The Digital Declaration report ‘Navigating the era of responsible business leadership in today’s world’ showcases how the Digital Declaration signatories are turning their aspirations into concrete actions and how technology can foster an inclusive, trusted, and innovative digital society for all.
This series of interviews provides a spotlight on individual leaders sharing their insights and perspectives around trust, inclusion, and innovation in the digital age.
In conversation with Doreen Bogdan-Martin, Director of the Telecommunication Development Bureau, International Telecommunication Union (ITU).
Cross sectoral, cross industry collaboration and partnership is going to be the key. No one is going to be able to close the digital divides alone.
We need a more collaborative paradigm that brings governments, regulators and private companies together as partners, with pro-investment policies that can help bridge the financing gap that is currently keeping networks and devices out of reach of many millions.
Governments need to recognise broadband connectivity as a fundamental network service, like water, transport and energy networks. Broadband needs to become part of the basic toolbox for social and economic development.
Part of that picture would see governments and regulators partnering with infrastructure companies and network operators – maybe we could even envisage collaborative approaches to extend network availability between network operators themselves. ITU’s membership structure is itself a great example of how companies that compete very aggressively in some areas are also able to collaborate very effectively in other areas of mutual benefit – ITU global technical standards have been forged in precisely this manner for many decades.
Governments and regulators can help promote affordability by ensuring digital taxation frameworks promote accessibility and inclusivity. With connectivity now vitally important to development, we need to treat the ICT sector as an essential foundational pillar supporting every other sector and ensure people and businesses are empowered to take maximum advantage of digital devices and services.
As the pace of digital transformation accelerates, formulating an effective regulatory approach has never been so critical.
While some still plead for unconditionally liberal markets, others call for caution, increased regulation and a rules-based digital order. Still, others are supporting a third way – a new deal, as they call it, which advocates for shared perspectives and common responsibility, and which strikes a robust balance between people’s rights and the technology that impacts so much on our everyday lives.
This new deal seeks to fast-forward digital transformation for all – and that ‘deal’ is embodied in what ITU refers to as fifth generation collaborative regulation. Such collaboration must engage a broad, diverse range of stakeholders in informed, evidence-based rule-making and decision-making, with both social and economic impact in mind.

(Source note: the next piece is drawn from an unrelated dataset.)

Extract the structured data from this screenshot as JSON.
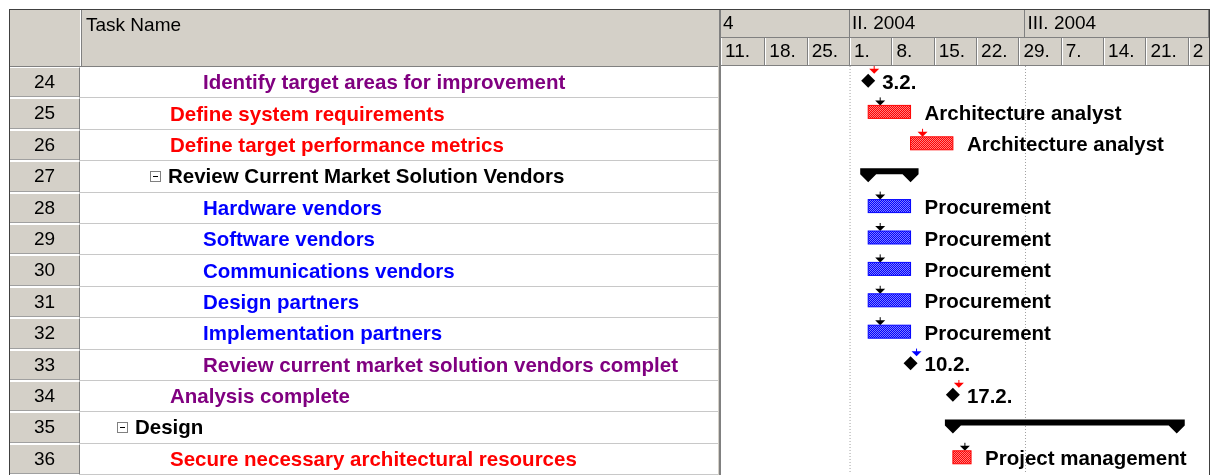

The world is coping with the first global pandemic of the internet age. ICT infrastructure and systems are now recognised as a vital pillar of our economies, as part of an effective response to Covid-19 and the well-being of societies.
The ICT sector has so far demonstrated significant flexibility in its response to the Covid-19 crisis, with telecoms operators undertaking many short-term initiatives to promote connectivity, mostly voluntarily. These measures include things like providing for additional data allowances and increasing broadband speeds to support remote learning and working and facilitating contactless mobile money transactions to support social distancing and help limit the spread of the virus.
Thus far, the policy and regulatory measures taken during the Covid-19 pandemic to ensure resilient connectivity and continuity of vital services have been generally successful globally.
However, it is important to remember that in the medium and longer term, we need to be looking to more substantial and sustainable responses. It is imperative to urgently bring forward the deployment of new digital infrastructure, the assignment of spectrum, and new generations of technological standards. That will help the telecoms sector meet heightened demand and expectations with increased ubiquity, better digital skills, and improved affordability.
The mobile industry is really at the hub of all of this. We know that mobile is, and will remain, the main form of connectivity for billions living in developing countries, where distance, population density and difficult terrain create connectivity challenges. Mobile devices also respond to the needs of communities where people are often on the move or working outdoors.
Our priority should be to help governments really leverage the tremendous power and potential of mobile. With 5G on the horizon in many countries, that potential is going to increase exponentially. It is vital that developing and emerging markets are not left behind as this next wave of innovation sweeps through the world. We must work hard to ensure we don’t further exacerbate inequalities and ensure more and more people have the chance to join the digital world as full digital citizens, with the access and skills they need to harness ICTs to transform their lives.